Chocando o amor vivido em cumplicidade com um mundo de tradições em colapso, Ramata-Toulaye Sy retrata o medo e a coragem que movem um casal no meio do caos
O cinema tem suas ironias, funciona com uma mística própria que ri do tempo. Banel e Adama fez sua estreia há mais de um ano em Cannes e hoje chega a uma São Paulo em caos climático, quando esperamos tanto por uma chuva que purifique o ar e amenize as temperaturas quanto os moradores do vilarejo no filme. Antes da atmosfera quente e a areia se tornarem sufocantes, no entanto, a fotografia belíssima de Amine Berrada ressalta um calor diferente, aquele que vem da cumplicidade entre Banel e Adama, que torna cada momento entre o casal um afeto que os integra ao espaço ao redor. Seja trabalhando juntos cavando a areia, o rosto iluminado de Banel quando vê o jovem marido se aproximar, suas vestes contrastantes nas cores ou as cenas dentro de casa. Ainda que os planos mais abertos aconteçam em menor escala, existe uma conexão que liga os closes nos personagens às tomadas do céu, da areia, do vilarejo e da natureza geral do local. A relação com o espaço é fundamental, ele passa a colapsar de forma natural, pelo clima, e também de forma figurativa, pelo comportamento das pessoas que ali vivem. Então, gradualmente o calor emocional que era transmitido na fotografia e nos rostos de Banel e Adama se tornam um ar pesado, escaldante e opressivo. O casal que divide uma intimidade única, sempre em sintonia como dois grandes amigos que se apaixonaram, parece ter nascido descolado daquela realidade bastante tradicional, de uma religião que pede certos costumes e impõe comportamentos, como casamentos arranjados. É como se ambos fossem destinados a uma liberdade além disso, mas são fadados às tradições, por sangue e expectativas externas. Ramata-Toulaye Sy choca, então, seus personagens para observar como viverão esse amor apesar da natureza, do deserto e das pessoas. Mas se Adama passa a ser movido pelo medo, Banel é pela coragem, e se recusa a viver uma vida que lhe é imposta.

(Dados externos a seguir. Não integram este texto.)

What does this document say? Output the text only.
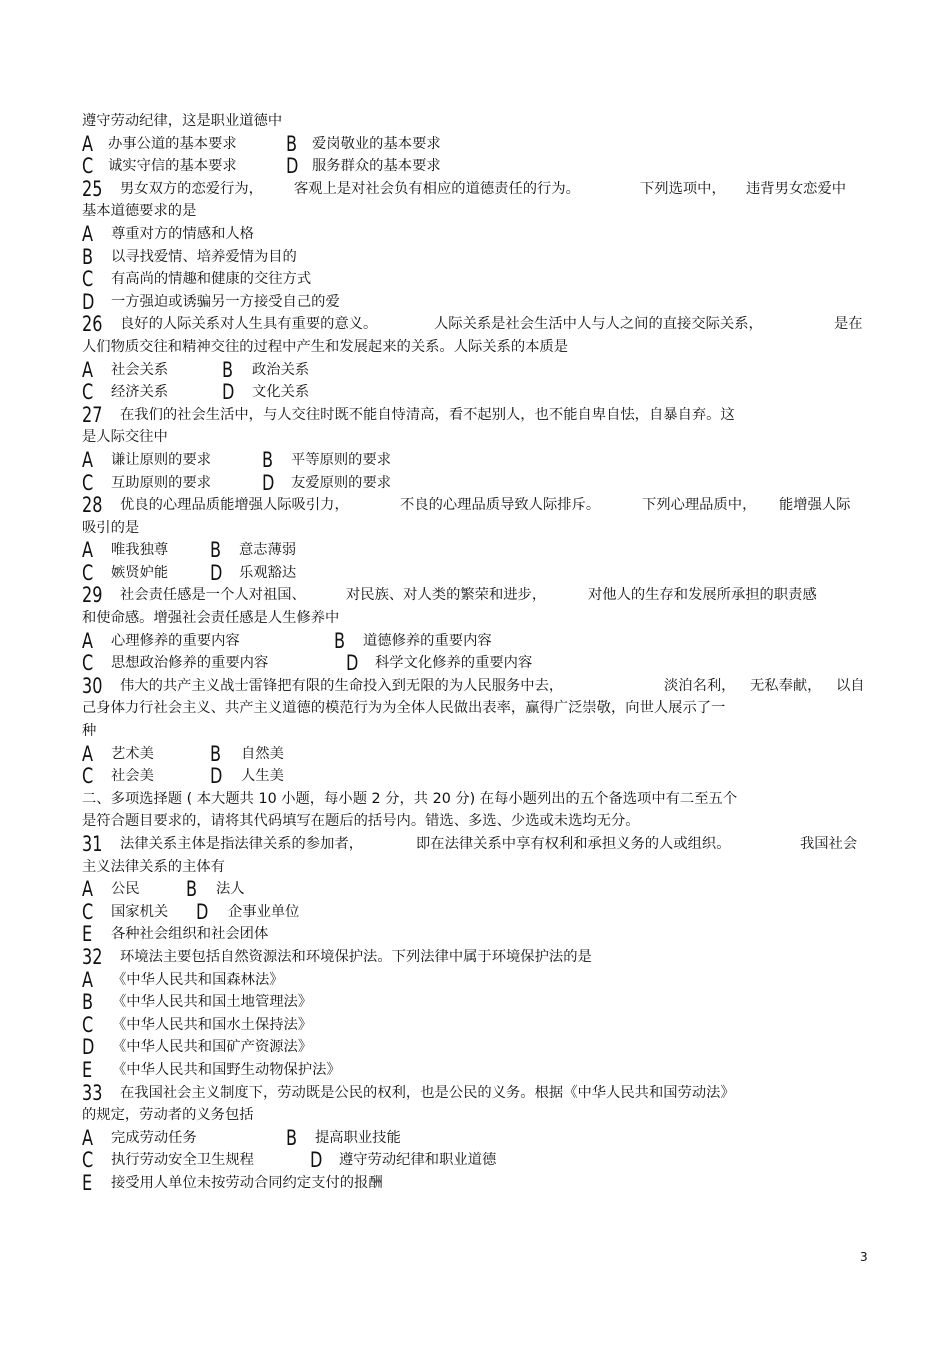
遵守劳动纪律，这是职业道德中
A 办事公道的基本要求 B 爱岗敬业的基本要求
C 诚实守信的基本要求 D 服务群众的基本要求
25 男女双方的恋爱行为， 客观上是对社会负有相应的道德责任的行为。	下列选项中， 违背男女恋爱中
基本道德要求的是
A 尊重对方的情感和人格
B 以寻找爱情、培养爱情为目的
C 有高尚的情趣和健康的交往方式
D 一方强迫或诱骗另一方接受自己的爱
26 良好的人际关系对人生具有重要的意义。	人际关系是社会生活中人与人之间的直接交际关系，	是在
人们物质交往和精神交往的过程中产生和发展起来的关系。人际关系的本质是
A 社会关系	B 政治关系
C 经济关系	D 文化关系
27 在我们的社会生活中，与人交往时既不能自恃清高，看不起别人，也不能自卑自怯，自暴自弃。这
是人际交往中
A 谦让原则的要求 B 平等原则的要求
C 互助原则的要求 D 友爱原则的要求
28 优良的心理品质能增强人际吸引力，	不良的心理品质导致人际排斥。	下列心理品质中， 能增强人际
吸引的是
A 唯我独尊 B 意志薄弱
C 嫉贤妒能 D 乐观豁达
29 社会责任感是一个人对祖国、	对民族、对人类的繁荣和进步，	对他人的生存和发展所承担的职责感
和使命感。增强社会责任感是人生修养中
A 心理修养的重要内容	B 道德修养的重要内容
C 思想政治修养的重要内容	D 科学文化修养的重要内容
30 伟大的共产主义战士雷锋把有限的生命投入到无限的为人民服务中去，	淡泊名利， 无私奉献， 以自
己身体力行社会主义、共产主义道德的模范行为为全体人民做出表率，赢得广泛崇敬，向世人展示了一
种
A 艺术美	B 自然美
C 社会美	D 人生美
二、多项选择题 ( 本大题共 10 小题，每小题 2 分，共 20 分) 在每小题列出的五个备选项中有二至五个
是符合题目要求的，请将其代码填写在题后的括号内。错选、多选、少选或未选均无分。
31 法律关系主体是指法律关系的参加者，	即在法律关系中享有权利和承担义务的人或组织。	我国社会
主义法律关系的主体有
A 公民 B 法人
C 国家机关 D 企事业单位
E 各种社会组织和社会团体
32 环境法主要包括自然资源法和环境保护法。下列法律中属于环境保护法的是
A 《中华人民共和国森林法》
B 《中华人民共和国土地管理法》
C 《中华人民共和国水土保持法》
D 《中华人民共和国矿产资源法》
E 《中华人民共和国野生动物保护法》
33 在我国社会主义制度下，劳动既是公民的权利，也是公民的义务。根据《中华人民共和国劳动法》
的规定，劳动者的义务包括
A 完成劳动任务	B 提高职业技能
C 执行劳动安全卫生规程	D 遵守劳动纪律和职业道德
E 接受用人单位未按劳动合同约定支付的报酬
3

Ainda que exista alguma tensão criada pela morte do primeiro marido de Banel, o longa não faz nenhuma questão de esconder como a mulher sempre foi capaz de resolver suas próprias questões. Acima de tudo, é a jovem a protagonista dessa história, destoante de sua comunidade, lutando contra o que é esperado dela enquanto esposa e mulher, a figura de Banel explora uma complexidade da devoção amorosa que não significa o extermínio da individualidade. Ela é iluminada pela presença de Adama como uma adolescente com seu primeiro amor, mas é firme em seus posicionamentos, com o que quer para o futuro e como não se moldará ao que esperam do marido. Já Adama, muito jovem, é tão apaixonado quanto, mas suscetível à pressão que o vilarejo coloca em suas obrigações. A recusa à linhagem de sangue e poder no local se alinha a uma maldição climática e espiritual, a chuva não vem, o gado passa a morrer e aos poucos, o homem sucumbe ao medo e se adapta ao que é esperado de seu papel. O calor e a alegria partilhados nas cenas do casal passa a se tornar mais sombrio, os tons quentes perdem a saturação aos poucos e a encenação passa a destacar o espaço que cresce entre os dois. Banel é vista muito mais sozinha, em embate com o espaço e as outras pessoas, com raiva da natureza, descontando nos animais sua infelicidade com o casamento. Em tempos de caos, o mundo que desaba ao redor de Banel e Adama afeta diretamente a relação, entra na casa e nas mentes, corroi a cumplicidade inocente que outrora era vista.
É como se um amadurecimento forçado ocorresse, removendo o havia de mais primordial no amor dos dois, destacando o abismo que os separa. Banel e Adama chama a atenção por suas cenas, a fotografia não é apenas bonita, é também repleta de significado com a narrativa do filme. Seu uso é fundamental para integrar o que acontece com o casal com a situação externa fora de seus controles, chegando ao ápice de engolir a protagonista em uma tempestade de areia. A coragem de Banel a impede de ceder ao destino imposto, ela faz sua própria história, portanto não é apenas poético que ela se entregue ao meio, como também consistente com toda a trajetória escrita para a personagem. O otimismo amoroso que começa jogando o espectador nessa paixão jovem e rara se amarra a um pessimismo dilacerante, mas mesmo que seja impossível um amor sobreviver em meio ao caos, ainda é mais potente se manter firme enquanto mulher, do que se entregar a uma vida que não escolheu.